Additionally, there is a tissue referred to as the zona orbicularis that circles the femoral neck in the joint capsule. The incision made at the entrance of the joint capsule is always severed. However, with our technique, preservation is possible. The ring band has a locking ring mechanism that contributes to joint stability. ¹³ Our technique preserves the posterior joint capsule such as the ischiofemoral ligament and the zona orbicularis. Thus, it has a high resistance to dislocation. In an intraoperative trial, in all cases, the trial cup did not dislocate during internal rotation in the flexed position, and internal rotation was broken and stopped. The dislocation period for hemiarthroplasty is 6 months or less. If there is no dislocation until then, the soft tissue recovers, and it is less likely to dislocate.^14,15 Therefore, the early postoperative dislocation braking ability is important for the presence or absence of dislocation. Further, reconstruction of the short external rotators and joint capsule reduces the dislocation rate, even with the common posterior approach. ¹⁶ The short external rotators in this study were not reconstructed. However, there were no postoperative dislocation cases. Our surgical technique only requires the presence of a complete remaining joint capsule, which allows the strong braking of the dislocation from the early postoperative period, not the reconstruction of the short external rotators.

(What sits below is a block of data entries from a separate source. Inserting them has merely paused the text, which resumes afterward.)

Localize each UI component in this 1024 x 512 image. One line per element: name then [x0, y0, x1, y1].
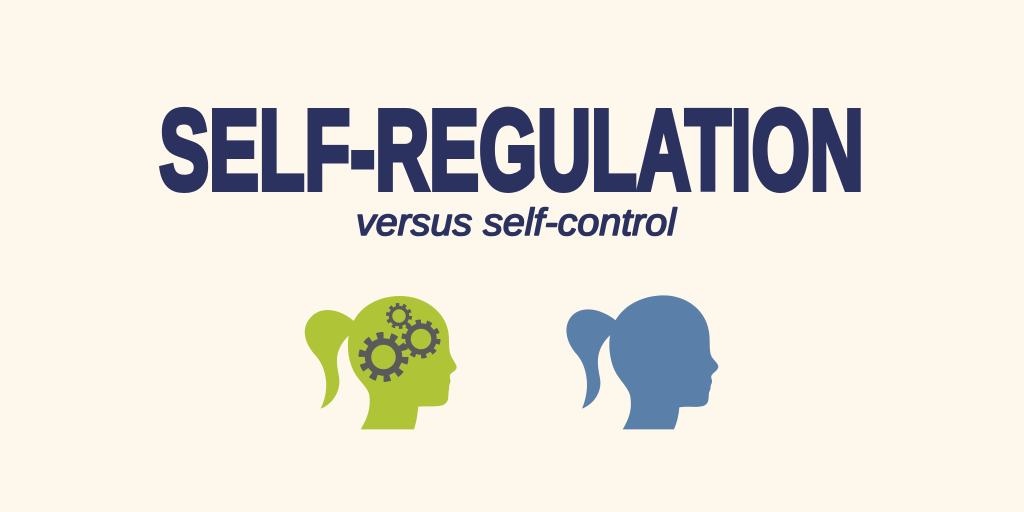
small gear	[388, 305, 410, 327]
large gear	[362, 336, 404, 378]
icon: blue head silhouette	[566, 295, 718, 429]
medium gear	[404, 322, 438, 356]
icon: green head with gears	[305, 296, 457, 429]
subtitle: versus self-control	[356, 202, 678, 244]
green head silhouette	[305, 296, 457, 429]
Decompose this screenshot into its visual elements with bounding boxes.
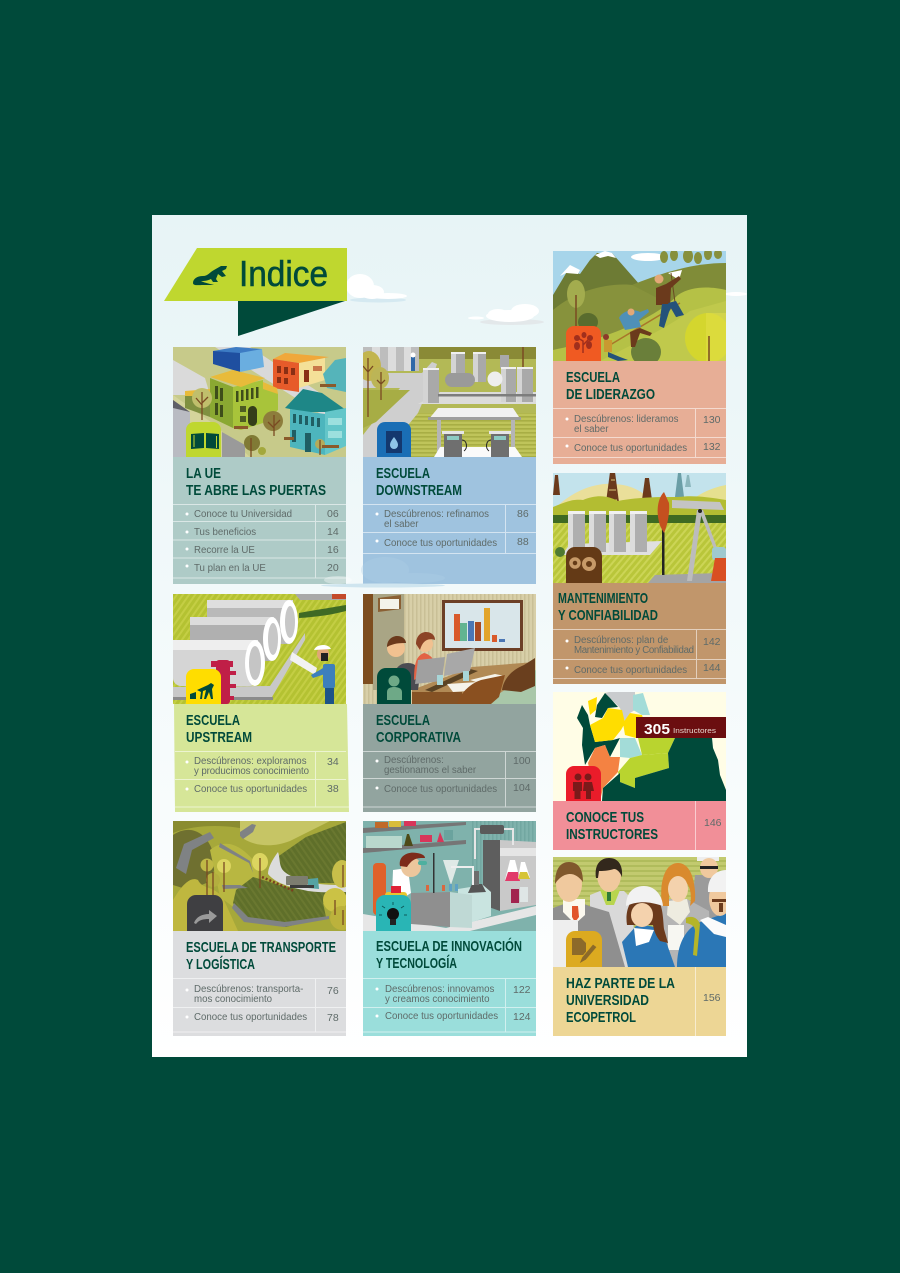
card body xyxy=(173,457,346,584)
contents list: 124 xyxy=(513,1011,531,1023)
heading: Y TECNOLOGÍA xyxy=(376,955,457,972)
contents list: 132 xyxy=(703,441,721,453)
heading: ESCUELA xyxy=(376,465,430,482)
heading: CORPORATIVA xyxy=(376,729,461,746)
contents list xyxy=(175,752,349,807)
icon tab: light bulb xyxy=(376,895,411,931)
contents list: Conoce tus oportunidades xyxy=(384,538,497,549)
contents list: gestionamos el saber xyxy=(384,765,477,776)
heading: LA UE xyxy=(186,465,221,482)
panel: La UE te abre las puertas xyxy=(173,347,352,584)
cloud over card xyxy=(361,557,445,583)
heading: INSTRUCTORES xyxy=(566,826,658,843)
contents list: 144 xyxy=(703,662,721,674)
white index sheet xyxy=(152,215,747,1057)
card body xyxy=(174,704,349,812)
contents list: 14 xyxy=(327,526,339,538)
contents list: 130 xyxy=(703,414,721,426)
illustration: road and tanker truck xyxy=(173,821,354,931)
contents list xyxy=(173,504,346,578)
card body xyxy=(553,583,726,684)
illustration: refinery and fuel station xyxy=(357,347,536,457)
heading: DE LIDERAZGO xyxy=(566,386,655,403)
contents list: Descúbrenos: lideramos xyxy=(574,414,679,425)
icon tab: oil pump xyxy=(186,669,221,704)
contents list: el saber xyxy=(384,519,419,530)
heading: UPSTREAM xyxy=(186,729,252,746)
contents list xyxy=(553,408,726,458)
heading: ESCUELA xyxy=(566,369,620,386)
contents list: Descúbrenos: transporta- xyxy=(194,984,303,995)
banner fold xyxy=(238,301,345,336)
card body xyxy=(553,801,726,850)
heading: Y LOGÍSTICA xyxy=(186,956,255,973)
panel: Escuela Corporativa xyxy=(363,594,536,812)
page number xyxy=(696,967,721,1036)
contents list: y creamos conocimiento xyxy=(385,994,489,1005)
card body xyxy=(363,457,536,584)
contents list: Recorre la UE xyxy=(194,545,255,556)
heading: UNIVERSIDAD xyxy=(566,992,649,1009)
contents list: 06 xyxy=(327,508,339,520)
contents list: 34 xyxy=(327,756,339,768)
contents list: 78 xyxy=(327,1012,339,1024)
heading: Y CONFIABILIDAD xyxy=(558,607,658,624)
clouds behind the title xyxy=(346,274,747,325)
panel: Mantenimiento y Confiabilidad xyxy=(553,472,726,684)
icon tab: executive xyxy=(377,668,411,704)
contents list: mos conocimiento xyxy=(194,994,272,1005)
illustration: climbers on a hill xyxy=(553,248,731,366)
card body xyxy=(363,704,536,812)
card body xyxy=(553,361,726,464)
contents list: 142 xyxy=(703,636,721,648)
card body xyxy=(173,931,346,1036)
contents list: Descúbrenos: plan de xyxy=(574,635,668,646)
illustration: regional map: 305 xyxy=(644,721,670,738)
heading: HAZ PARTE DE LA xyxy=(566,975,675,992)
title text: Indice xyxy=(239,253,328,294)
icon tab: people xyxy=(566,766,601,801)
panel: Escuela Upstream xyxy=(173,594,349,812)
contents list: Tu plan en la UE xyxy=(194,563,266,574)
contents list: Tus beneficios xyxy=(194,527,256,538)
contents list: Descúbrenos: exploramos xyxy=(194,756,307,767)
card body xyxy=(363,931,536,1036)
icon tab: tree xyxy=(566,326,601,361)
card body xyxy=(553,967,726,1036)
heading: TE ABRE LAS PUERTAS xyxy=(186,482,326,499)
contents list xyxy=(553,630,726,678)
contents list: 88 xyxy=(517,536,529,548)
contents list: 76 xyxy=(327,985,339,997)
contents list xyxy=(363,504,536,554)
illustration: meeting room xyxy=(363,594,536,704)
panel: Escuela de Transporte y Logística xyxy=(173,821,354,1036)
icon: iguana xyxy=(193,266,227,285)
contents list: Conoce tus oportunidades xyxy=(574,443,687,454)
contents list: Conoce tus oportunidades xyxy=(194,784,307,795)
contents list xyxy=(363,752,536,807)
heading: ESCUELA xyxy=(376,712,430,729)
heading: ESCUELA DE TRANSPORTE xyxy=(186,939,336,956)
contents list: 104 xyxy=(513,782,531,794)
contents list: 86 xyxy=(517,508,529,520)
illustration: town xyxy=(173,347,346,457)
contents list: Conoce tus oportunidades xyxy=(384,784,497,795)
page number xyxy=(696,801,722,850)
contents list: Descúbrenos: xyxy=(384,755,444,766)
illustration: silos and oil pump xyxy=(553,472,726,583)
contents list: 38 xyxy=(327,783,339,795)
contents list: Conoce tu Universidad xyxy=(194,509,292,520)
contents list xyxy=(363,978,536,1032)
heading: ESCUELA DE INNOVACIÓN xyxy=(376,937,522,955)
illustration: laboratory xyxy=(363,821,536,931)
heading: ECOPETROL xyxy=(566,1009,636,1026)
cloud over card xyxy=(324,576,352,584)
banner face xyxy=(164,248,347,301)
page number: 156 xyxy=(703,992,721,1004)
illustration: regional map: Instructores xyxy=(673,726,716,735)
icon tab: gears xyxy=(566,547,602,583)
contents list: Conoce tus oportunidades xyxy=(574,665,687,676)
contents list: Descúbrenos: innovamos xyxy=(385,984,494,995)
heading: CONOCE TUS xyxy=(566,809,644,826)
panel: Escuela de Liderazgo xyxy=(553,248,731,464)
illustration: regional map xyxy=(553,691,726,801)
icon tab: open book xyxy=(186,422,221,457)
contents list: Conoce tus oportunidades xyxy=(385,1011,498,1022)
icon tab: turn arrow xyxy=(187,895,223,931)
heading: ESCUELA xyxy=(186,712,240,729)
illustration: group of employees xyxy=(553,857,731,967)
contents list: 122 xyxy=(513,984,531,996)
contents list: 20 xyxy=(327,562,339,574)
contents list: y producimos conocimiento xyxy=(194,766,309,777)
heading: MANTENIMIENTO xyxy=(558,590,648,607)
title banner xyxy=(164,248,347,336)
icon tab: pencil and paper xyxy=(566,931,602,967)
contents list: el saber xyxy=(574,424,609,435)
panel: Escuela de Innovación y Tecnología xyxy=(363,821,536,1036)
page number: 146 xyxy=(704,817,722,829)
contents list: 100 xyxy=(513,755,531,767)
heading: DOWNSTREAM xyxy=(376,482,462,499)
contents list: Descúbrenos: refinamos xyxy=(384,509,489,520)
panel: Conoce tus instructores xyxy=(553,691,726,850)
contents list: 16 xyxy=(327,544,339,556)
contents list: Conoce tus oportunidades xyxy=(194,1012,307,1023)
contents list xyxy=(173,978,346,1032)
panel: Escuela Downstream xyxy=(357,347,536,584)
panel: Haz parte de la Universidad Ecopetrol xyxy=(553,857,731,1036)
illustration: pipes and engineer xyxy=(173,594,346,704)
icon tab: oil barrel xyxy=(377,422,411,457)
cloud under first row xyxy=(321,584,445,588)
contents list: Mantenimiento y Confiabilidad xyxy=(574,645,694,656)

Kristensen et al revealed that despite the increased risk of dislocations, the posterior approach results in a favorable quality of life. Nevertheless, this should be specified for mentally competent patients who can comprehend their movement restrictions. ¹⁷ The risk of dislocation is particularly high with the posterior approach, particularly in patients with dementia. ¹⁸ The conventional posterior approach usually involves movement restrictions and external fixation. However, postoperative movement restrictions are challenging to understand, especially in patients with severe dementia. In this report, the incidence of dementia was 59.1%, which was higher than that in other reports. However, there were no cases of dislocation even without postoperative movement restrictions or external fixation.^16,19 In addition, external fixation may be associated with an increased risk of postoperative delirium. ²⁰ External fixation is not required. Thus, the risk of postoperative delirium can be reduced. Rehabilitation can be facilitated, and an early return to daily life can be expected.

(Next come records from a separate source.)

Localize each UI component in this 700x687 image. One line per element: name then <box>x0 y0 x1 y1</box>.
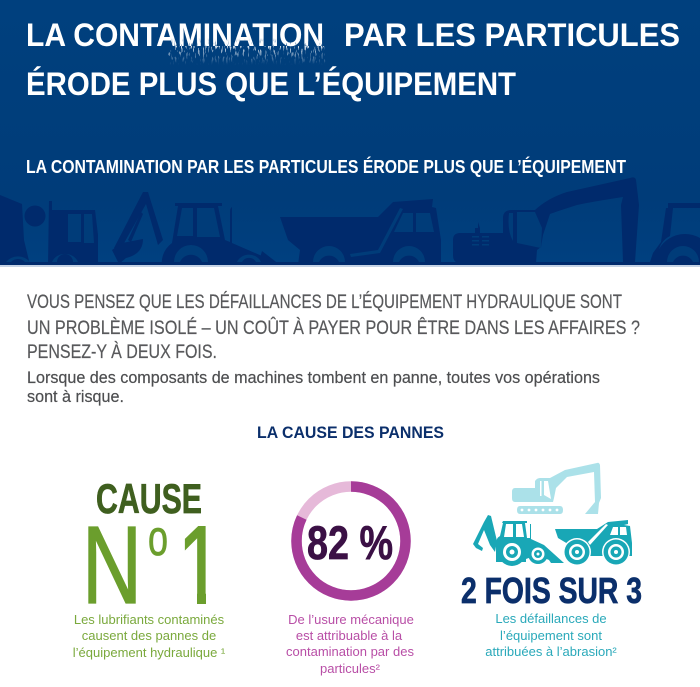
number: no 1 <box>88 526 206 604</box>
caption: abrasion: attribuées à l’abrasion² <box>485 644 617 659</box>
caption: lubricants <box>73 612 226 660</box>
caption: abrasion: Les défaillances de <box>495 611 607 626</box>
text block: intro: PENSEZ-Y À DEUX FOIS. <box>27 340 217 363</box>
caption: wear <box>286 612 414 676</box>
text block: risk statement <box>27 369 600 406</box>
panel: cause no 1 <box>73 475 226 660</box>
title: PAR LES PARTICULES <box>344 17 680 53</box>
caption: abrasion: l’équipement sont <box>500 628 602 643</box>
caption: wear: De l’usure mécanique <box>288 612 414 627</box>
panel: header band <box>0 0 700 268</box>
heading: cause: CAUSE <box>96 475 202 522</box>
icon: dump truck <box>555 520 632 566</box>
text block: intro <box>27 290 640 363</box>
title <box>26 17 680 102</box>
caption: lubricants: Les lubrifiants contaminés <box>74 612 225 627</box>
subtitle: LA CONTAMINATION PAR LES PARTICULES ÉRODE PLUS QUE L’ÉQUIPEMENT <box>26 156 626 177</box>
icon: header machinery silhouettes <box>0 177 700 268</box>
caption: wear: contamination par des <box>286 644 414 659</box>
number: no 1: N <box>82 504 142 627</box>
icon: backhoe loader <box>473 515 564 566</box>
caption: abrasion <box>485 611 617 659</box>
text block: risk statement: Lorsque des composants de machines tombent en panne, toutes vos opérations <box>27 369 600 387</box>
caption: lubricants: l’équipement hydraulique ¹ <box>73 645 226 660</box>
number: 82 percent: 82 % <box>307 516 393 569</box>
title: ÉRODE PLUS QUE L’ÉQUIPEMENT <box>26 66 516 102</box>
icon: excavator <box>512 463 601 514</box>
number: no 1: o <box>148 510 168 566</box>
particle erosion on title <box>168 38 326 65</box>
number: 2 out of 3: 2 FOIS SUR 3 <box>461 570 642 611</box>
icon: header wheels <box>6 245 699 262</box>
caption: wear: particules² <box>320 661 381 676</box>
text block: risk statement: sont à risque. <box>27 388 124 406</box>
number: no 1: 1 <box>178 504 222 627</box>
panel: 82 percent <box>286 486 414 676</box>
heading: causes: LA CAUSE DES PANNES <box>257 423 444 442</box>
caption: wear: est attribuable à la <box>296 628 403 643</box>
caption: lubricants: causent des pannes de <box>82 628 216 643</box>
panel: 2 out of 3 <box>461 463 642 659</box>
title: LA CONTAMINATION <box>26 17 324 53</box>
chart: donut 82 percent <box>296 486 406 596</box>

Finally, hemiarthroplasty can also be performed for trochanteric fractures and proximal femoral endoprostheses. The procedure has good outcomes in trochanteric fractures. However, dislocation rates are high among patients undergoing proximal femoral endoprostheses.^23,24 Therefore, surgery can be performed using the same technique in these cases. However, the evaluation of these cases will be a challenge in the future.

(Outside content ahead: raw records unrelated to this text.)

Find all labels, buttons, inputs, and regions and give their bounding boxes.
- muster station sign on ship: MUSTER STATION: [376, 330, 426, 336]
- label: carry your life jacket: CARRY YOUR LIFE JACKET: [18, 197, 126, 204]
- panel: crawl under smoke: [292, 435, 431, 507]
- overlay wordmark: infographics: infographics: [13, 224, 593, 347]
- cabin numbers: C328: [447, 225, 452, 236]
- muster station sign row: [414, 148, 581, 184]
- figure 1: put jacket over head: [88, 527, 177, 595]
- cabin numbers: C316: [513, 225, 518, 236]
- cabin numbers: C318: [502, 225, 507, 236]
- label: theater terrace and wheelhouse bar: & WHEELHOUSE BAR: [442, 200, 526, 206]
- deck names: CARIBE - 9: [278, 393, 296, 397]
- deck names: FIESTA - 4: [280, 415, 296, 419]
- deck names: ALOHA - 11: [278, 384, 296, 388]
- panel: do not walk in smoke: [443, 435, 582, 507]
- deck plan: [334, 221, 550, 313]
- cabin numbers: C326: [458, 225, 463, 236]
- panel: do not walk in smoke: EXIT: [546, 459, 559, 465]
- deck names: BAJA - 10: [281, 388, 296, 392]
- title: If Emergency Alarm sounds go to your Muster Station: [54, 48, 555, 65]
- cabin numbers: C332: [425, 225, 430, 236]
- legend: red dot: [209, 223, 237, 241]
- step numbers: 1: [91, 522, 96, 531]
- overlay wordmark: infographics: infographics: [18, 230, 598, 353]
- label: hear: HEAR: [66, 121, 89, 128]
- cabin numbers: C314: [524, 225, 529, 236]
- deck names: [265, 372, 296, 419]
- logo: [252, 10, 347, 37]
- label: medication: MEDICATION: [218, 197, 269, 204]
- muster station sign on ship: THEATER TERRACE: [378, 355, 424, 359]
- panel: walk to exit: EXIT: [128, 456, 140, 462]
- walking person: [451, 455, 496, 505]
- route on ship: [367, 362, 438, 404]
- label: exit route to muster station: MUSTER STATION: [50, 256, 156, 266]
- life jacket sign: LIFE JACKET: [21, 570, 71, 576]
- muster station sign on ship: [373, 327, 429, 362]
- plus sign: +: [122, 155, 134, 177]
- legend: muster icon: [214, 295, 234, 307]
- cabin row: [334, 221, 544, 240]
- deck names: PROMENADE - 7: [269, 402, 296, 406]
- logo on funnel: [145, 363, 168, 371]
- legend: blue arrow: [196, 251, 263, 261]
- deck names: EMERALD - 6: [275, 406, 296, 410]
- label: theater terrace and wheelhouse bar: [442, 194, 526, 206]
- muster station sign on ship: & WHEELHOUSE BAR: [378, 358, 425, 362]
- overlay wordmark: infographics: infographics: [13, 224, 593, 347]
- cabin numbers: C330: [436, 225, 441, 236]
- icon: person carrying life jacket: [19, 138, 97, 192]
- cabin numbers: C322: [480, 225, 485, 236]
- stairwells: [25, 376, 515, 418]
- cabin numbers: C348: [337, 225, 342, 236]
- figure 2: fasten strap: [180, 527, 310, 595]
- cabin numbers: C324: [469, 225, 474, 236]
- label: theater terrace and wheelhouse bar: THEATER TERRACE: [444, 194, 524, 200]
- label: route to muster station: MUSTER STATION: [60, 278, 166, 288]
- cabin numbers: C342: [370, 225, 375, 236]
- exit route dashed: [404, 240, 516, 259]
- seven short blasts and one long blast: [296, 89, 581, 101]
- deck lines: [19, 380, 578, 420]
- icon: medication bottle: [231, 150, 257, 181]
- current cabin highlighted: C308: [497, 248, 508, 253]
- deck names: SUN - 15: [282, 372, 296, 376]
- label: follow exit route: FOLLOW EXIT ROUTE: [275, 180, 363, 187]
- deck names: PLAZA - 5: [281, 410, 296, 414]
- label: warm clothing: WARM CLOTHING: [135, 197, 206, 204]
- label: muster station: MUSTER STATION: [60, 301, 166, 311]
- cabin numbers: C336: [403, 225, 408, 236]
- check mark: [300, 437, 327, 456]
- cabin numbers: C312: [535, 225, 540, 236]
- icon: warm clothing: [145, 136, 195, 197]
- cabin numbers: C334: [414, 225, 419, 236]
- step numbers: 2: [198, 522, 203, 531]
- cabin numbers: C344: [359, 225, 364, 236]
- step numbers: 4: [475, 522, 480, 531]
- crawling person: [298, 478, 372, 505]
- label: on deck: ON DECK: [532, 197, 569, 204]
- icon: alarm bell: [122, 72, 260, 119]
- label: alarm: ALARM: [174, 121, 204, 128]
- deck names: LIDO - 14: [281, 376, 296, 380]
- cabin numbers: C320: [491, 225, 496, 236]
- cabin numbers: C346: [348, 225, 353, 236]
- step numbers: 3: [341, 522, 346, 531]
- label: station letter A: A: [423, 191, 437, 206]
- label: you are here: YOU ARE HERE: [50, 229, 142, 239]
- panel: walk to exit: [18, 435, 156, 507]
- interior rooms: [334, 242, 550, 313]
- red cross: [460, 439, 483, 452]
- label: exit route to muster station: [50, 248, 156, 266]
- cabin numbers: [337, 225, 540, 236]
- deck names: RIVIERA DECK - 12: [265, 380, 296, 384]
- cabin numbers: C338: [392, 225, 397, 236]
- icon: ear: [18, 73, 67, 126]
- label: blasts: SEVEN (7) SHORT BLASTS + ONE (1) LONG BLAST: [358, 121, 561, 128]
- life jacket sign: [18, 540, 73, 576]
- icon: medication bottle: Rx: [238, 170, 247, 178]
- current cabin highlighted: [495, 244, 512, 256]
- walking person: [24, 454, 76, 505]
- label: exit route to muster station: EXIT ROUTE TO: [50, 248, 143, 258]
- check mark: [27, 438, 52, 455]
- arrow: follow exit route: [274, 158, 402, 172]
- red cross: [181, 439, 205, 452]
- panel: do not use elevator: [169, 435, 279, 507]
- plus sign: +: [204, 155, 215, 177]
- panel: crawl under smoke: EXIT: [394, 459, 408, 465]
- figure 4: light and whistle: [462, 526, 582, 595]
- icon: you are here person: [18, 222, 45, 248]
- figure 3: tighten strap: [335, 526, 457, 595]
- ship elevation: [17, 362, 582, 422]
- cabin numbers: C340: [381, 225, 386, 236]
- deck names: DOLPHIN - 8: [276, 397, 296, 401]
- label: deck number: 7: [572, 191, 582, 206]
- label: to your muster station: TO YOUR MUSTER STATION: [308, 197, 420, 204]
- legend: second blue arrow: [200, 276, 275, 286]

This study had several limitations. First, it only used one type of implant.

If the bipolar cup is not hemispherical and is larger than a hemisphere, it is challenging to insert into the joint capsule. However, in this case, the size of the bipolar cup can be reduced to 1 or 2 mm. Second, based on whether there is a teaching assistant or not, the surgical time and volume of blood loss may be affected. However, results showed that the surgical time decreased as the number of surgeries increased. Third, it is not a controlled trial. Hence, whether this technique has a significantly lower dislocation rate remains unclear.

Conclusion

The trainee surgeons presented with an LC for the surgical duration in 10 cases. Moreover, the volume of blood loss did not significantly increase during the LC period.